National Opt-Out Day has come and gone. I am saddened I was not in a position to participate in the festivities. The consensus seems to be forming that, as a mechanism for civil disobedience, the protest didn’t work — delays were minimal everywhere, and the TSA triumphantly announced that passengers were happy with the scans and searches (this one is especially precious).
I’m not tremendously surprised: if you knew your actions were going to be carefully scrutinized over the course of one particular day, don’t you think you’d be on good behavior, too? I’m more interested to see what happens next week — Opt-Out Week, or something like that. Granted, this was the single best opportunity to reach folks who don’t fly much… and it didn’t seem to go anywhere. Having said that: Air traffic was apparently very light; virtually every article written about the lack of a fuss on NOOD notes that lines moved quickly and that there were very few delays. You have to wonder whether it was NOOD, the threat of the scans, or the economy that drove most of that. (Also, I note the flying weather was reasonably good through most of the United States yesterday, which probably helped a lot.)
The uprising against the TSA is refreshing: this is the first time in a very long time (you could say since before 9/11, but I think it goes back even further than that) where a segment of the American Public has decided, en masse, that they’ve had enough intrusion into the personal space in the name of safety, security — or law and order, come to that. As with everything else these days, however, there is inevitably push-back against the push-back; the hacks are writing columns that suggest it’s everyone’s patriotic duty to get into the box and be irradiated, and even ordinarily good pundit-type folks (Kevin Drum comes readily to mind here) are arguing that the whole thing is a manufactured controversy that’s designed to hurt Barack Obama and the Democratic Party.
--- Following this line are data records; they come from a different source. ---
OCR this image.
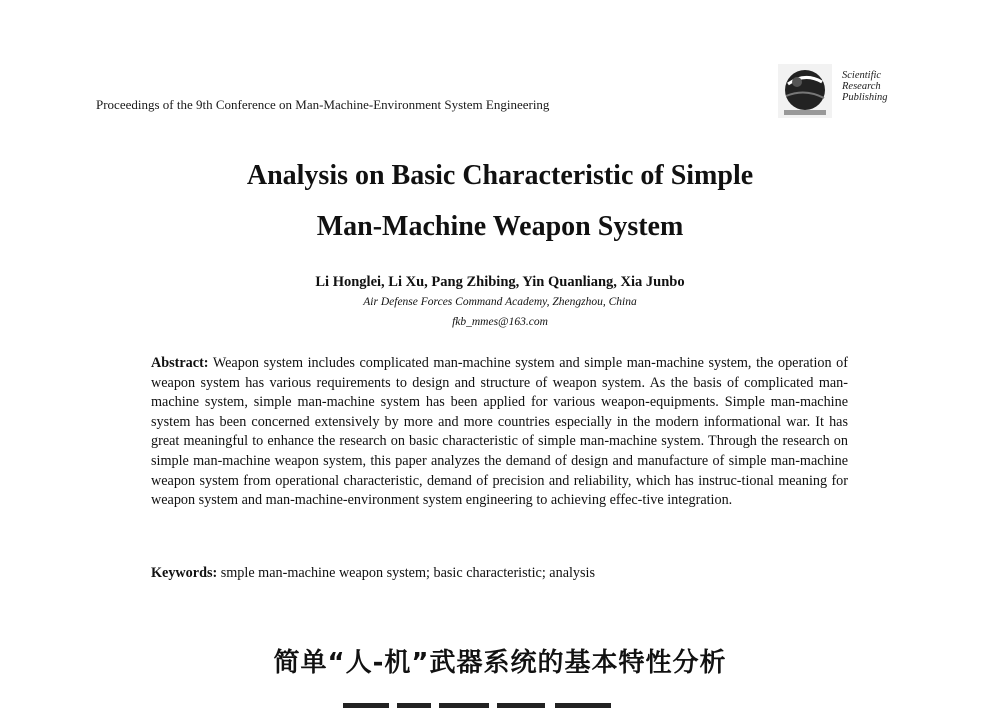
Proceedings of the 9th Conference on Man-Machine-Environment System Engineering
Scientific
Research
Publishing
Analysis on Basic Characteristic of Simple
Man-Machine Weapon System
Li Honglei, Li Xu, Pang Zhibing, Yin Quanliang, Xia Junbo
Air Defense Forces Command Academy, Zhengzhou, China
fkb_mmes@163.com
Abstract: Weapon system includes complicated man-machine system and simple man-machine system, the operation of weapon system has various requirements to design and structure of weapon system. As the basis of complicated man-machine system, simple man-machine system has been applied for various weapon-equipments. Simple man-machine system has been concerned extensively by more and more countries especially in the modern informational war. It has great meaningful to enhance the research on basic characteristic of simple man-machine system. Through the research on simple man-machine weapon system, this paper analyzes the demand of design and manufacture of simple man-machine weapon system from operational characteristic, demand of precision and reliability, which has instruc-tional meaning for weapon system and man-machine-environment system engineering to achieving effec-tive integration.
Keywords: smple man-machine weapon system; basic characteristic; analysis
简单“人-机”武器系统的基本特性分析
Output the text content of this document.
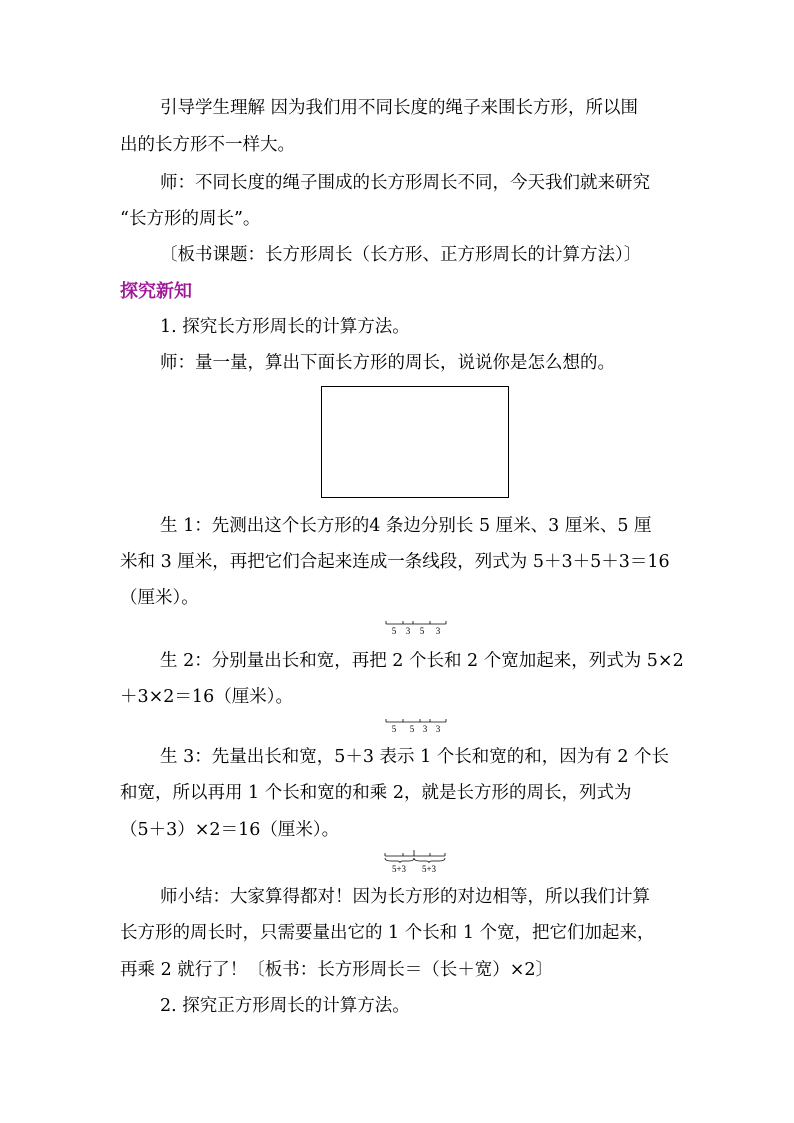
引导学生理解 因为我们用不同长度的绳子来围长方形，所以围
出的长方形不一样大。
师：不同长度的绳子围成的长方形周长不同，今天我们就来研究
“长方形的周长”。
〔板书课题：长方形周长（长方形、正方形周长的计算方法）〕
探究新知
1. 探究长方形周长的计算方法。
师：量一量，算出下面长方形的周长，说说你是怎么想的。
生 1：先测出这个长方形的4 条边分别长 5 厘米、3 厘米、5 厘
米和 3 厘米，再把它们合起来连成一条线段，列式为 5＋3＋5＋3＝16
（厘米）。
5 3 5 3
生 2：分别量出长和宽，再把 2 个长和 2 个宽加起来，列式为 5×2
＋3×2＝16（厘米）。
5 5 3 3
生 3：先量出长和宽，5＋3 表示 1 个长和宽的和，因为有 2 个长
和宽，所以再用 1 个长和宽的和乘 2，就是长方形的周长，列式为
（5＋3）×2＝16（厘米）。
5+3 5+3
师小结：大家算得都对！因为长方形的对边相等，所以我们计算
长方形的周长时，只需要量出它的 1 个长和 1 个宽，把它们加起来，
再乘 2 就行了！〔板书：长方形周长＝（长＋宽）×2〕
2. 探究正方形周长的计算方法。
I can’t speak for absolutely everyone behind NOOD or dontscan.us, but at least in the places where I hang out (like, say, FlyerTalk), we’ve been complaining about this kind of thing basically forever. A lot of us have been talking about the absurdity of airport security — well, pretty much since 9/11. Bruce Schneier has pointed out, repeatedly, that the major change to prevent future 9/11-style attacks was more or less implemented by 09:57 EDT 11 September 2001. Everything else became theater to make people feel safer. Patrick Smith has similarly been making the argument that the true long-term threat to commercial aviation is, and always has been, explosives. To that end, the Nude-o-Scope is at least sort of understandable: Bozo J. Terrorist decides to smuggle explosives aboard an airplane by hiding them under his clothes, so perhaps we should see what we can do to find that stuff. But in that case, why not close the other holes, too? Why not make sure that everyone going air-side, and having unescorted access to aircraft, be screened to make sure they don’t smuggle something aboard? And what’s the evidence that the Nude-o-Scope actually works, anyway? We have no independent way to know whether the trade off — radiation exposure and strip searches — is worth it. We’re asked to take the TSA at its word: the scanners are safe, the images aren’t saved, you can’t see anything interesting.
Hopefully, I’ll be forgiven if I don’t fully buy into those assurances.
Glenn Greenwald has written a magnificent piece about the pushback to the pushback, using a smear job on John Tyner (Mr. “Touch My Junk And I’ll Have You Arrested”) as the framing device, and managed to hammer home a number of important points. Among them: “[T]herein lies the most odious premise in this smear piece: anyone who doesn’t quietly, meekly and immediately submit to Government orders and invasions — or anyone who stands up to government power and challenges it — is inherently suspect.”
How did this happen? I blame TV. Hold on, I can support this. How many police procedurals — think “Law and Order” — have you seen where the cops do something they’re clearly constitutionally constrained from doing, only to have the fruits of their labor tossed out of court on a “technicality”? The heroes of the show, thwarted! “And we would have gotten away with it, too, if it hadn’t been for that pesky Constitution!” is the message we get. This is propaganda of the highest order; it induces this incredibly naive sense that only the true criminals need to rely on these loopholes to get away with their heinous acts. The applicability of constitutional protections to ordinary, law-abiding folks is lost under these circumstances. It never ceases to amaze me how many people are totally OK with this stuff, how many times I hear “if you have nothing to hide…” as the preamble to a blithe dismissal of one’s rights.
I don’t really care how people came to this conclusion. I don’t care whether they’re being Astroturfed into existence, or whether they’ve had their privilege shaken (by dint of being treated the way visible minorities are all over the place), or whether they just find strangers touching them icky. All are perfectly valid realizations. I care, a bit, about whether protesters want more profiling (it doesn’t work the way they think it does, but that’s an argument for another day). Mostly I’m just glad to see people waking up to the realization that the government doesn’t necessarily know what it’s doing, that it doesn’t always know best, and that it is proper, and even responsible, to question its pronouncements. One might, unreasonably I admit, hope that the new enlightenment spills over into other areas (e.g., Drug War). A guy can dream.